1.19.2011

On a Wednesday

This morning I woke up wanting to write. Wanting to say anything. Let the words write themselves freely across the keyboard. No backspace, no re-reading 3 times before editing. Just writing whatever comes to mind. So, what came into my head? Unfortunately, not as much as I expected. First I thought, "It's hot". I kept putting my hair up in a bun. "I'm full" came next. I had just made myself scrambled eggs for breakfast. "What am I going to do today?"...Pause...More pause...I looked at the ceiling, then to the window, and back at the monitor... Nothing came to mind. I started to feel a little nervous..."Great, just great" I thought. So I decided to do what any person does when they get stumped. Read my emails. 15 minutes later, I came back to the post. But again nothing came to mind. I had gone blank, my initial desire to write was completely gone and the tension started to flood in.

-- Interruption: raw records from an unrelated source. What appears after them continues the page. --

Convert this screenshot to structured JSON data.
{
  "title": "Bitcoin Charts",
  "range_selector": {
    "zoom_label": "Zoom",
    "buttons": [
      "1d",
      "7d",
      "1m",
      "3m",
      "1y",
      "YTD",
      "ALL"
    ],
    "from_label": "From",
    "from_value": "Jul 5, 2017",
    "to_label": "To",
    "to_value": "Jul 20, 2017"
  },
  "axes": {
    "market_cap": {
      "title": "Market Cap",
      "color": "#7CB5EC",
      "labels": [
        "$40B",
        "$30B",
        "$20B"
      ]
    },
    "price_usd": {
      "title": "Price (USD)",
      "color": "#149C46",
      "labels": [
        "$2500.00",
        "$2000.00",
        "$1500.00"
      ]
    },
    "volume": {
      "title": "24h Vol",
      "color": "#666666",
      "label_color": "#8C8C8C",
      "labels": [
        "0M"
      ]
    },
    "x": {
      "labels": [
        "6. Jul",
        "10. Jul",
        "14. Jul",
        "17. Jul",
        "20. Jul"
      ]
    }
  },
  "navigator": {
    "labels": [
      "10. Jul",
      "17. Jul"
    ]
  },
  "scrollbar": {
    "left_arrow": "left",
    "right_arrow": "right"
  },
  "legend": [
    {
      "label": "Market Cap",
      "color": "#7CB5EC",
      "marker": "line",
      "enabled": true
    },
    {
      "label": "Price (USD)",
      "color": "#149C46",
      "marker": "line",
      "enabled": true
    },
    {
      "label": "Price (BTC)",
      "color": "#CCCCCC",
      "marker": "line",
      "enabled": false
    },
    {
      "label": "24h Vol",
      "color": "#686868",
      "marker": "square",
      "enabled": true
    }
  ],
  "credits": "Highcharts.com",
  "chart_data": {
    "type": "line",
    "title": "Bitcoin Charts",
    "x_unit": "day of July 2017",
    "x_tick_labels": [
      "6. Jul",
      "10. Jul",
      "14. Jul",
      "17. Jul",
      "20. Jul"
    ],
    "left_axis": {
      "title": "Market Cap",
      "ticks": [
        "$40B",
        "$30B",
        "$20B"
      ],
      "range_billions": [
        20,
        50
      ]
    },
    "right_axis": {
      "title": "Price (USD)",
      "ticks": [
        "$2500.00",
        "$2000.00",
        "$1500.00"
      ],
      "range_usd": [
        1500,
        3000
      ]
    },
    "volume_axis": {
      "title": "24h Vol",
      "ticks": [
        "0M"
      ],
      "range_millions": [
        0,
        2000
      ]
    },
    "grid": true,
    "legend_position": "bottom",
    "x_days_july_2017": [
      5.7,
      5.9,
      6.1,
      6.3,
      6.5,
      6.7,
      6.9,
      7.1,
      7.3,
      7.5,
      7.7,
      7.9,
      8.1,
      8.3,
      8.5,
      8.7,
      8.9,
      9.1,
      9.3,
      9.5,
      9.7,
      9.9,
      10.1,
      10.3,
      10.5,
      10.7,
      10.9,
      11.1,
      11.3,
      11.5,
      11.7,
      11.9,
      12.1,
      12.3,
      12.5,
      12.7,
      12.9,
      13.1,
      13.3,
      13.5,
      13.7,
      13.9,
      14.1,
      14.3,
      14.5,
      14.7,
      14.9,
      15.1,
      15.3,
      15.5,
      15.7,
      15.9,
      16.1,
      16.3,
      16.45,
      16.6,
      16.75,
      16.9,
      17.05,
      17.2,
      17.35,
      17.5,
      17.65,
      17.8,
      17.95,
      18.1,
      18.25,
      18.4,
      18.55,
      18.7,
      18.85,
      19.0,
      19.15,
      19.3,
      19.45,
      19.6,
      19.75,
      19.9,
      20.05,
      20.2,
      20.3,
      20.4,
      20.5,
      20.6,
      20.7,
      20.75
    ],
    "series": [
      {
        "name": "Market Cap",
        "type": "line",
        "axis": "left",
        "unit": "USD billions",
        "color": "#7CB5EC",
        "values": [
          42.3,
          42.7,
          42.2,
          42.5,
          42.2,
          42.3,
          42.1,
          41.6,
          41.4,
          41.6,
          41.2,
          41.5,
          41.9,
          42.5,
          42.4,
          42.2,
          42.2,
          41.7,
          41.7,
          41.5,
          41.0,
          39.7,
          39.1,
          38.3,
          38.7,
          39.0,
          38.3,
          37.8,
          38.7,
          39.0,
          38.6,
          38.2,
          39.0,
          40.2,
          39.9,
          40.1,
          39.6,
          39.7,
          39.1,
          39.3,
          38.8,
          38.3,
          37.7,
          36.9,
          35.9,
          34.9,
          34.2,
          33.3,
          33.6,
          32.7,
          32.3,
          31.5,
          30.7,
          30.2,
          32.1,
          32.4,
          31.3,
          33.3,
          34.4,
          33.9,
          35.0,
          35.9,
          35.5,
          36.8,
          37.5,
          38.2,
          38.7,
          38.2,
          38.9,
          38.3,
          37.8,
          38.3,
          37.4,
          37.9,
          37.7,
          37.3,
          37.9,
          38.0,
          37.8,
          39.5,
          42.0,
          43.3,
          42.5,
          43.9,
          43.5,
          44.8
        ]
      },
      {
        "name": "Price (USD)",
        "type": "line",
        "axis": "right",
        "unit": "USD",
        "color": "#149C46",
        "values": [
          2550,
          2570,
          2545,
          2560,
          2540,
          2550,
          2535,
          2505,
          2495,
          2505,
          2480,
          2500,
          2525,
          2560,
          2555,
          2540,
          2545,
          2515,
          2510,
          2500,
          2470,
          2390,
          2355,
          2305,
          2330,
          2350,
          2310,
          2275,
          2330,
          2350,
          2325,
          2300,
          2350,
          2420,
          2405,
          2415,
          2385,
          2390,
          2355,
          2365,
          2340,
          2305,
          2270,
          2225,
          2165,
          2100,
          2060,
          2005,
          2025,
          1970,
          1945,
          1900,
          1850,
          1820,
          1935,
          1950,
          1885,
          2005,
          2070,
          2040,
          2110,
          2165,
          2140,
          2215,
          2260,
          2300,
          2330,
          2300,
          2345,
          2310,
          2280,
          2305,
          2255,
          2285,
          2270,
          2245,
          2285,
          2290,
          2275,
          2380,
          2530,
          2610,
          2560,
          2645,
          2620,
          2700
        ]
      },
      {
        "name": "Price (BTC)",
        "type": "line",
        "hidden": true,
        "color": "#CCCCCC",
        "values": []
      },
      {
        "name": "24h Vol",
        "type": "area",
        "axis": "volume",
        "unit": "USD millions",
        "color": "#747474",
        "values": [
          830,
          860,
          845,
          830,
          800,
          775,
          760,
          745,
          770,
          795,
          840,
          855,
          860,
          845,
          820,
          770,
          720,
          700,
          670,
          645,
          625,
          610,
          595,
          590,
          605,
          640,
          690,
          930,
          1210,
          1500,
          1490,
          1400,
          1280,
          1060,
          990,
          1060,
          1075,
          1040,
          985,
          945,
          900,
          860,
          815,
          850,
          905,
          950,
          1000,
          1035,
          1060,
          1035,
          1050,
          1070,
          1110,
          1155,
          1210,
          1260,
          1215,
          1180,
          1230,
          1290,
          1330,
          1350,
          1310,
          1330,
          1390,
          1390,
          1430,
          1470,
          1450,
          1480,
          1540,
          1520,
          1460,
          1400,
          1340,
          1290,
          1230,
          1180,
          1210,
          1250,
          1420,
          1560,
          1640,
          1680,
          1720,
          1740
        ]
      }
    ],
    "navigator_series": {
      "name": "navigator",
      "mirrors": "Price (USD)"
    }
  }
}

I asked myself, why had this question made me feel so uncomfortable? What triggered all of this stress so suddenly? Almost automatically, and answering my question, I remembered my grandma, "I hope you find a job soon", then my dad "have you handed out resumes yet?" then my mother, "how's the job hunting going?" and so on. Somehow I had thought that leaving my job would relieve some of the pressure and unwanted stress I had been feeling, but in a way it just added a whole new amount. This was not what I had in mind. Of course I know LIFE is not easy and that I need a job to "survive" or as I would put it, pay the bills, but I still don't want it to be a stresser in my life. Will it be possible? I have no idea.

Once these worries started taking over I knew I had to get up and do something about it, because I cannot go all day moping. One of the things I've always loved to do when I get like this is just sit by a window and look out. All the time I need. Something about feeling the cool breeze in my face and watching the sun shine outside, calms me. I like observing the people around, walking and driving and even honking when the light changes and the first car takes its time to move (yes, I live in the city, right smack in the middle of all the craziness). Just watching outside has an effect of clearing my head and putting things back in perspective. I suddenly got the huge urge to go to the beach. On a WEDNESDAY! I haven't been able to do that in so long. So yes, answering the question that had got me stumped, I think I'll spend the day on the beach. Playing in the sand and swimming in the ocean on a beautiful day. I know this "freedom" won't last long so at least I'll have some fun with it.

Anyway, today i just wanted to write. No meaning, no message just me thinking out loud. I'm not used to doing that, just for fun, or just because. So I hope you liked it just as much.

Have a wonderful day, even if it's laughing and making jokes with your co-workers.